Local behavior of traces of Besov functions: Prevalent results

TL;DR

This paper investigates the local and global regularity of traces of Besov functions on affine subspaces, revealing that for most functions, these traces exhibit multifractal behavior and are more regular than classical theorems suggest.

Contribution

It provides a prevalence-based analysis of the singularity spectrum of traces of Besov functions, showing enhanced regularity and multifractality for almost all such functions.

Findings

Most traces are more regular than standard trace theorems predict.

Traces exhibit multifractal behavior for almost all functions in the Besov space.

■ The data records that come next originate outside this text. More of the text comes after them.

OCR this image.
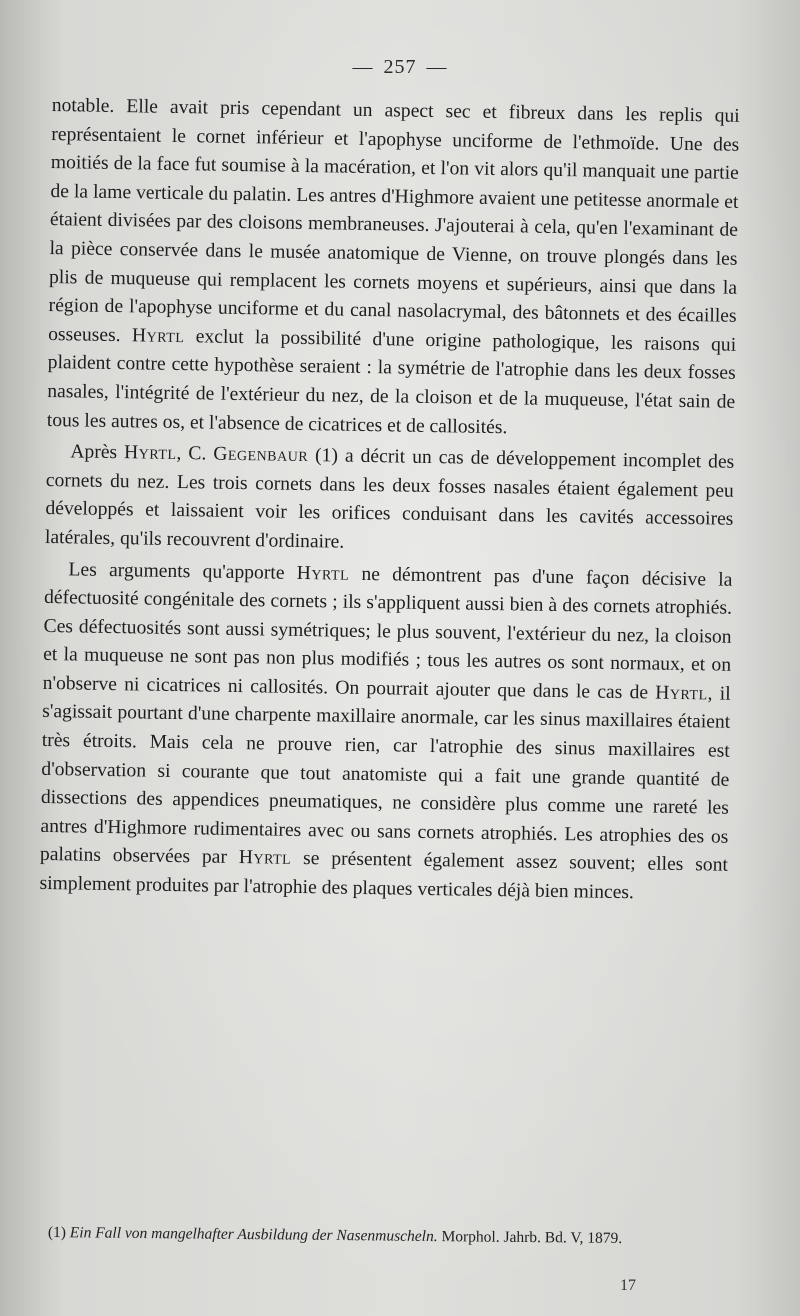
— 257 —

notable. Elle avait pris cependant un aspect sec et fibreux dans les replis qui représentaient le cornet inférieur et l'apophyse unciforme de l'ethmoïde. Une des moitiés de la face fut soumise à la macération, et l'on vit alors qu'il manquait une partie de la lame verticale du palatin. Les antres d'Highmore avaient une petitesse anormale et étaient divisées par des cloisons membraneuses. J'ajouterai à cela, qu'en l'examinant de la pièce conservée dans le musée anatomique de Vienne, on trouve plongés dans les plis de muqueuse qui remplacent les cornets moyens et supérieurs, ainsi que dans la région de l'apophyse unciforme et du canal nasolacrymal, des bâtonnets et des écailles osseuses. Hyrtl exclut la possibilité d'une origine pathologique, les raisons qui plaident contre cette hypothèse seraient : la symétrie de l'atrophie dans les deux fosses nasales, l'intégrité de l'extérieur du nez, de la cloison et de la muqueuse, l'état sain de tous les autres os, et l'absence de cicatrices et de callosités.

Après Hyrtl, C. Gegenbaur (1) a décrit un cas de développement incomplet des cornets du nez. Les trois cornets dans les deux fosses nasales étaient également peu développés et laissaient voir les orifices conduisant dans les cavités accessoires latérales, qu'ils recouvrent d'ordinaire.

Les arguments qu'apporte Hyrtl ne démontrent pas d'une façon décisive la défectuosité congénitale des cornets ; ils s'appliquent aussi bien à des cornets atrophiés. Ces défectuosités sont aussi symétriques; le plus souvent, l'extérieur du nez, la cloison et la muqueuse ne sont pas non plus modifiés ; tous les autres os sont normaux, et on n'observe ni cicatrices ni callosités. On pourrait ajouter que dans le cas de Hyrtl, il s'agissait pourtant d'une charpente maxillaire anormale, car les sinus maxillaires étaient très étroits. Mais cela ne prouve rien, car l'atrophie des sinus maxillaires est d'observation si courante que tout anatomiste qui a fait une grande quantité de dissections des appendices pneumatiques, ne considère plus comme une rareté les antres d'Highmore rudimentaires avec ou sans cornets atrophiés. Les atrophies des os palatins observées par Hyrtl se présentent également assez souvent; elles sont simplement produites par l'atrophie des plaques verticales déjà bien minces.

(1) Ein Fall von mangelhafter Ausbildung der Nasenmuscheln. Morphol. Jahrb. Bd. V, 1879.
17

The singularity spectrum of traces is explicitly computed for prevalent functions.

Abstract

Let $1 \leq d < D$ and $(p,q,s)$ satisfying $0 < p < \infty$, $0 < q \leq \infty$, $0 < s-d/p < \infty$. In this article we study the global and local regularity properties of traces, on affine subsets of $\R^D$, of functions belonging to the Besov space $B^{s}_{p,q}(\R^D)$. Given a $d$-dimensional subspace $H \subset \R^D$, for almost all functions in $B^{s}_{p,q}(\R^D)$ (in the sense of prevalence), we are able to compute the singularity spectrum of the traces $f_a$ of $f$ on affine subspaces of the form $a+H$, for Lebesgue-almost every $a \in \R^{D-d}$. In particular, we prove that for Lebesgue-almost every $a \in \R^{D-d}$, these traces $f_a$ are more regular than what could be expected from standard trace theorems, and that $f_a$ enjoys a multifractal behavior.